Me adelanté unos pasos, la tensión en el aire cortante, palpable, como la última vez que nos habíamos ido a los golpes por ella.
—¡¿Y crees que yo sí, César?! ¡No sabes nada de lo que siento! Estoy aquí cuando tiene fiebre. Cuando despierta temblando de pesadillas. No solo quiero su cuerpo, César. Quiero su caos. Su sombra. Todo. ¡Quiero la mierda que nadie más soporta!
Él bajó la mirada hacia ella otra vez, con una ternura que me atravesó como un cuchillo, una punzada de envidia y comprensión.
—Tú la quieres viva, Grayson. Yo la quise entera.
El silencio se volvió insoportable, pesado, cargado de verdades no dichas y batallas perdidas.

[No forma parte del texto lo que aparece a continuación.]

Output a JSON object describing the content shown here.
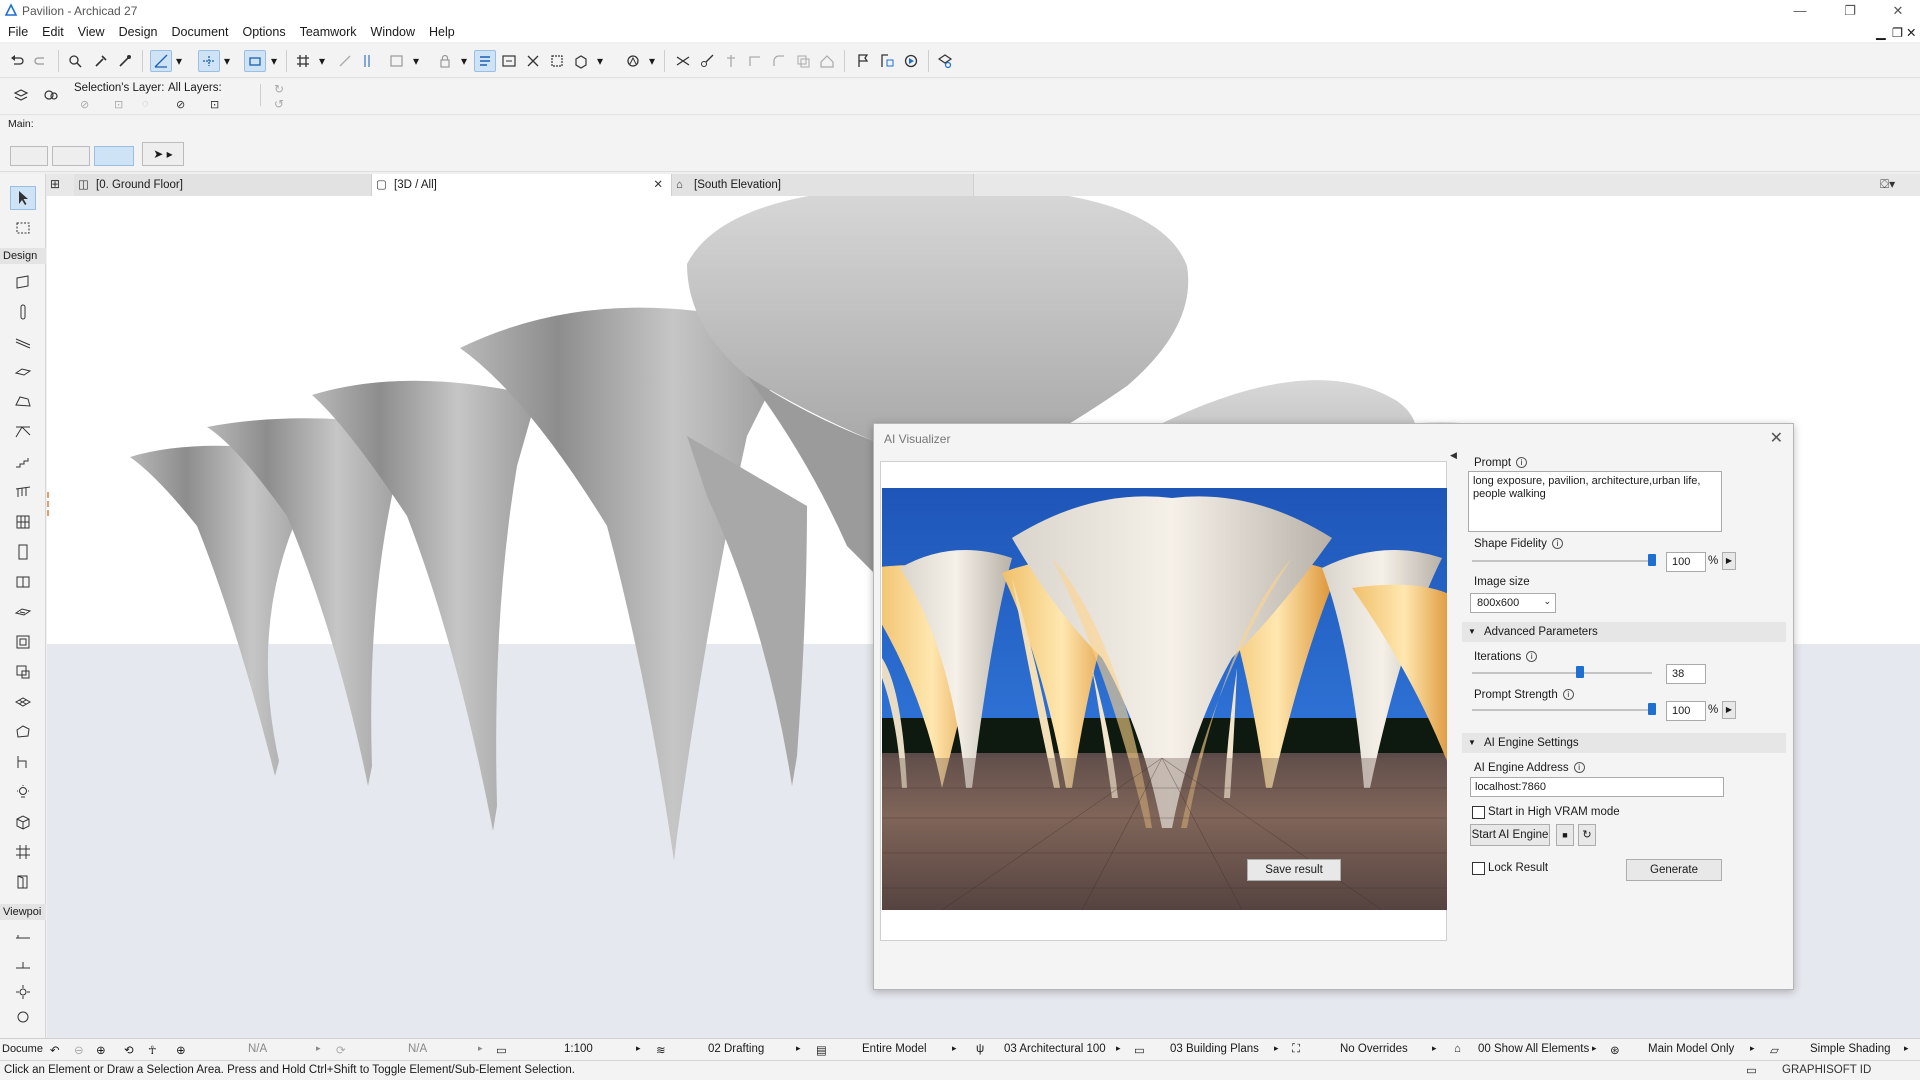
{
  "app": {
    "title": "Pavilion - Archicad 27"
  },
  "menu": [
    "File",
    "Edit",
    "View",
    "Design",
    "Document",
    "Options",
    "Teamwork",
    "Window",
    "Help"
  ],
  "layers": {
    "selection_layer_label": "Selection's Layer:",
    "all_layers_label": "All Layers:"
  },
  "infobox": {
    "main_label": "Main:"
  },
  "tabs": [
    {
      "label": "[0. Ground Floor]"
    },
    {
      "label": "[3D / All]"
    },
    {
      "label": "[South Elevation]"
    }
  ],
  "toolbox": {
    "design_header": "Design",
    "viewpoint_header": "Viewpoi",
    "document_header": "Docume"
  },
  "dialog": {
    "title": "AI Visualizer",
    "prompt_label": "Prompt",
    "prompt_value": "long exposure, pavilion, architecture,urban life, people walking",
    "shape_fidelity_label": "Shape Fidelity",
    "shape_fidelity_value": "100",
    "shape_fidelity_fraction": 1.0,
    "image_size_label": "Image size",
    "image_size_value": "800x600",
    "advanced_section": "Advanced Parameters",
    "iterations_label": "Iterations",
    "iterations_value": "38",
    "iterations_fraction": 0.6,
    "prompt_strength_label": "Prompt Strength",
    "prompt_strength_value": "100",
    "prompt_strength_fraction": 1.0,
    "engine_section": "AI Engine Settings",
    "engine_address_label": "AI Engine Address",
    "engine_address_value": "localhost:7860",
    "high_vram_label": "Start in High VRAM mode",
    "start_engine_button": "Start AI Engine",
    "lock_result_label": "Lock Result",
    "save_result_button": "Save result",
    "generate_button": "Generate",
    "percent": "%"
  },
  "statusbar": {
    "na1": "N/A",
    "na2": "N/A",
    "scale": "1:100",
    "layer_combo": "02 Drafting",
    "model_view": "Entire Model",
    "pen_set": "03 Architectural 100",
    "mvo": "03 Building Plans",
    "overrides": "No Overrides",
    "renovation": "00 Show All Elements",
    "structure": "Main Model Only",
    "shading": "Simple Shading"
  },
  "bottombar": {
    "hint": "Click an Element or Draw a Selection Area. Press and Hold Ctrl+Shift to Toggle Element/Sub-Element Selection.",
    "brand": "GRAPHISOFT ID"
  },
  "colors": {
    "accent": "#1f6fd0",
    "selection": "#cfe3f7"
  }
}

Entonces, entre sueños, Samira murmuró algo ininteligible. Su mano herida, vendada, se movió débilmente sobre la manta, buscando… y me encontró a mí. Sus dedos se aferraron débilmente a los míos, un agarre instintivo, inconsciente.

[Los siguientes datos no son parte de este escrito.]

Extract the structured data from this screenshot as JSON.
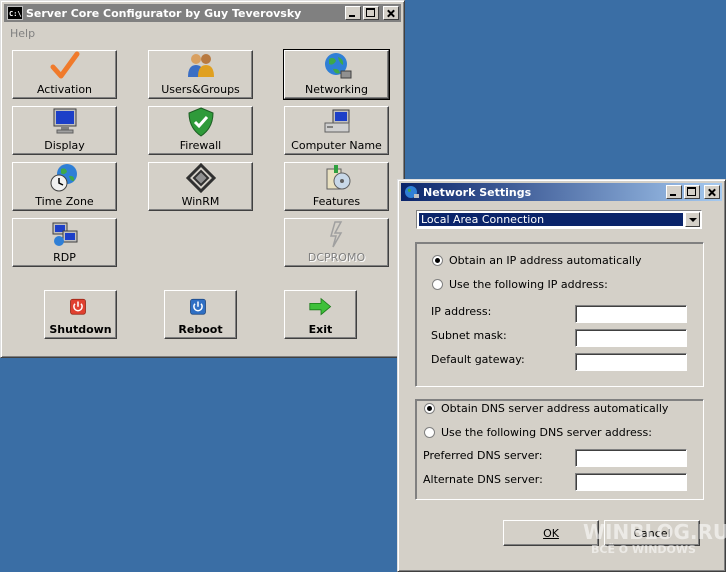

Ese gesto fue suficiente. Una pequeña señal, pero con un poder inmenso. César lo entendió. Respiró hondo, un suspiro que pareció llevarse consigo años de anhelo. No dijo más. Se dio la vuelta y salió, cerrando la puerta con una suavidad que resonó en el silencio.
Me quedé mirándola, con su mano aferrada a la mía, y supe que esa pequeña señal, ese agarre inconsciente, había decidido por ella, y por nosotros.
César era su pasado, un amor que había intentado sanar sin éxito.
Yo… yo quería ser su futuro.
Y no pensaba soltarla. No ahora. No nunca.